The Uzbek government has placed the death toll in the May uprising at 187, saying 94 alleged militants, about 35 police and soldiers, and nearly 60 civilian protesters were killed. It has said that all the civilians were killed by militants, not government forces.

Human rights groups, however, have said hundreds died, with estimates ranging from 300 to 700. The groups have charged that most of the dead were unarmed demonstrators killed in the crackdown that ended the daylong protest. The government of President Islam Karimov has rejected calls for an international investigation.

In a report to parliament this month, prosecutors described the Andijon revolt as “a carefully planned action by destructive outside forces.” The opposition Free Peasants Party called that report “a primitive lie” based on false confessions coerced from detainees.

Until recently at least, the Bush administration has considered the nation of 26 million an important ally. The U.S. has maintained an air base there since 2001 to support military and aid operations in neighboring Afghanistan. Uzbekistan gave notice in July that the United States must leave the base by early next year.

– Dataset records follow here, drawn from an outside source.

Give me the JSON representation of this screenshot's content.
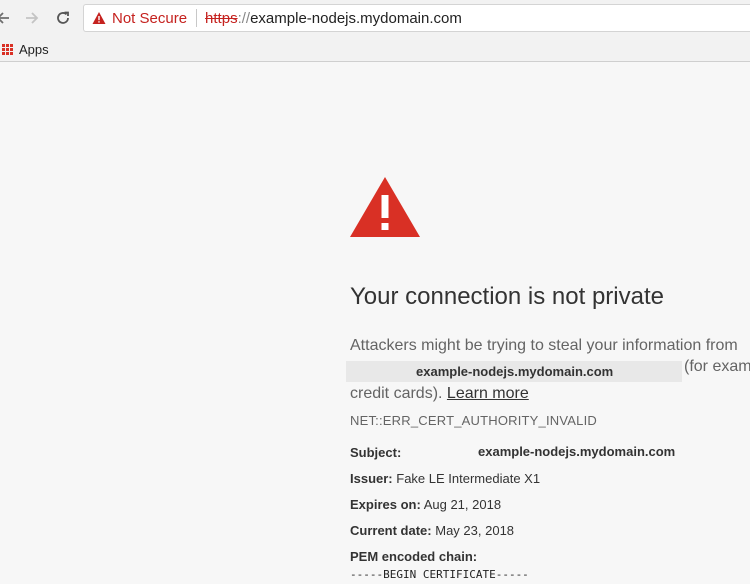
{
  "browser": {
    "security_label": "Not Secure",
    "url_scheme": "https",
    "url_sep": "://",
    "url_host": "example-nodejs.mydomain.com",
    "bookmarks_apps_label": "Apps",
    "warning_color": "#c5221f"
  },
  "page": {
    "heading": "Your connection is not private",
    "intro_text": "Attackers might be trying to steal your information from",
    "highlighted_host": "example-nodejs.mydomain.com",
    "for_example_text": "(for examp",
    "credit_text": "credit cards).",
    "learn_more": "Learn more",
    "error_code": "NET::ERR_CERT_AUTHORITY_INVALID",
    "subject_label": "Subject:",
    "subject_value": "example-nodejs.mydomain.com",
    "issuer_label": "Issuer:",
    "issuer_value": "Fake LE Intermediate X1",
    "expires_label": "Expires on:",
    "expires_value": "Aug 21, 2018",
    "current_label": "Current date:",
    "current_value": "May 23, 2018",
    "pem_label": "PEM encoded chain:",
    "pem_first_line": "-----BEGIN CERTIFICATE-----",
    "alert_icon_color": "#d93025"
  }
}
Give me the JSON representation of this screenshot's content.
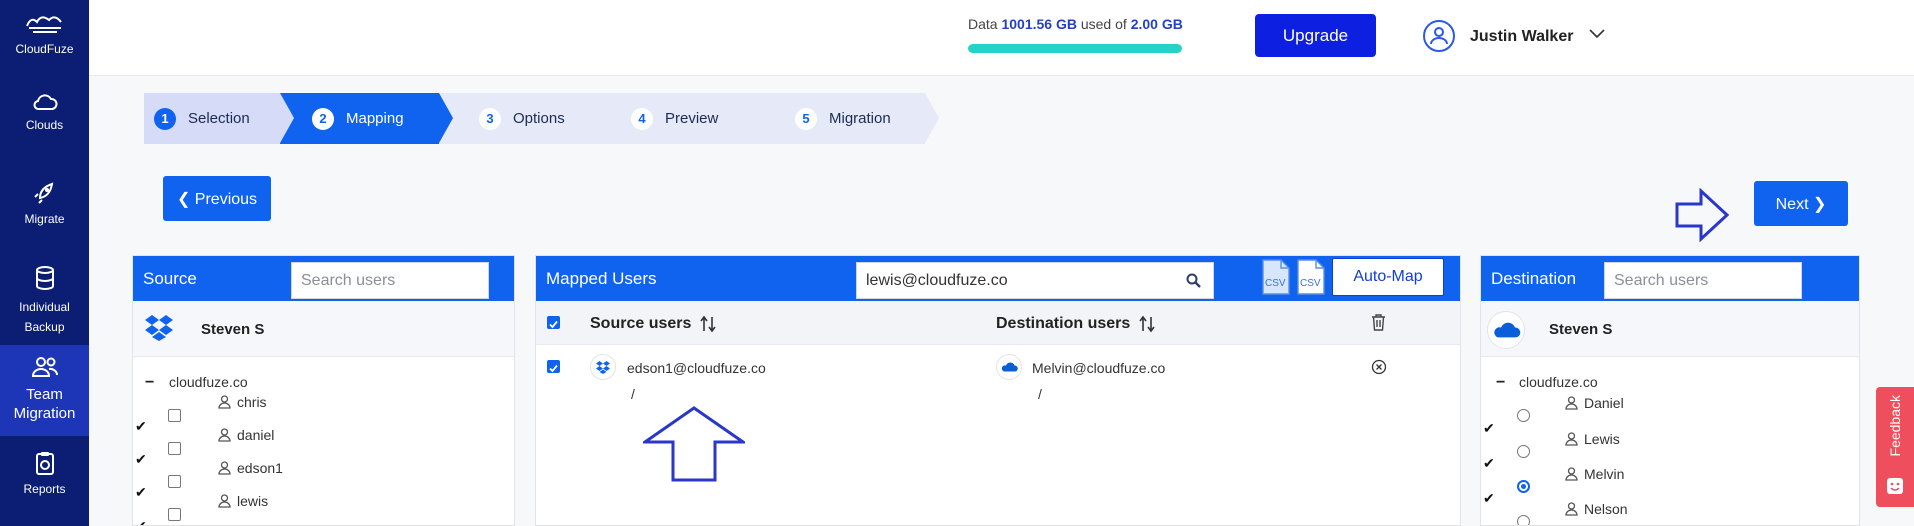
{
  "app": {
    "name": "CloudFuze"
  },
  "sidebar": {
    "items": [
      {
        "label": "Clouds",
        "icon": "cloud-icon"
      },
      {
        "label": "Migrate",
        "icon": "rocket-icon"
      },
      {
        "label": "Individual Backup",
        "icon": "database-icon"
      },
      {
        "label": "Team Migration",
        "icon": "users-icon"
      },
      {
        "label": "Reports",
        "icon": "reports-icon"
      }
    ]
  },
  "header": {
    "usage_prefix": "Data",
    "usage_used": "1001.56 GB",
    "usage_middle": "used of",
    "usage_total": "2.00 GB",
    "usage_fraction": 1.0,
    "upgrade_label": "Upgrade",
    "user_name": "Justin Walker"
  },
  "steps": [
    {
      "num": "1",
      "label": "Selection",
      "state": "done"
    },
    {
      "num": "2",
      "label": "Mapping",
      "state": "active"
    },
    {
      "num": "3",
      "label": "Options",
      "state": "todo"
    },
    {
      "num": "4",
      "label": "Preview",
      "state": "todo"
    },
    {
      "num": "5",
      "label": "Migration",
      "state": "todo"
    }
  ],
  "nav": {
    "previous_label": "Previous",
    "next_label": "Next"
  },
  "source": {
    "title": "Source",
    "search_placeholder": "Search users",
    "account": "Steven S",
    "domain": "cloudfuze.co",
    "users": [
      "chris",
      "daniel",
      "edson1",
      "lewis"
    ]
  },
  "mapped": {
    "title": "Mapped Users",
    "search_value": "lewis@cloudfuze.co",
    "automap_label": "Auto-Map",
    "col_source": "Source users",
    "col_destination": "Destination users",
    "rows": [
      {
        "source": "edson1@cloudfuze.co",
        "source_path": "/",
        "destination": "Melvin@cloudfuze.co",
        "destination_path": "/"
      }
    ]
  },
  "destination": {
    "title": "Destination",
    "search_placeholder": "Search users",
    "account": "Steven S",
    "domain": "cloudfuze.co",
    "users": [
      "Daniel",
      "Lewis",
      "Melvin",
      "Nelson"
    ]
  },
  "feedback": {
    "label": "Feedback"
  },
  "colors": {
    "primary": "#0f63ef",
    "sidebar": "#0b1e74",
    "upgrade": "#0d1fe0",
    "usage": "#23d3c3",
    "feedback": "#ef4e5d"
  }
}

Many of the basic facts of the uprising are acknowledged by the Uzbek government as well as its critics. The clashes began in the predawn hours of May 13 when gunmen staged a series of attacks, first on police and military units, where they acquired additional weapons. They moved on to a prison and freed many inmates, in particular a group of Muslim businessmen who were facing trial on charges of religious extremism -- an ill-defined crime in Uzbekistan, where 88% of the population is Muslim.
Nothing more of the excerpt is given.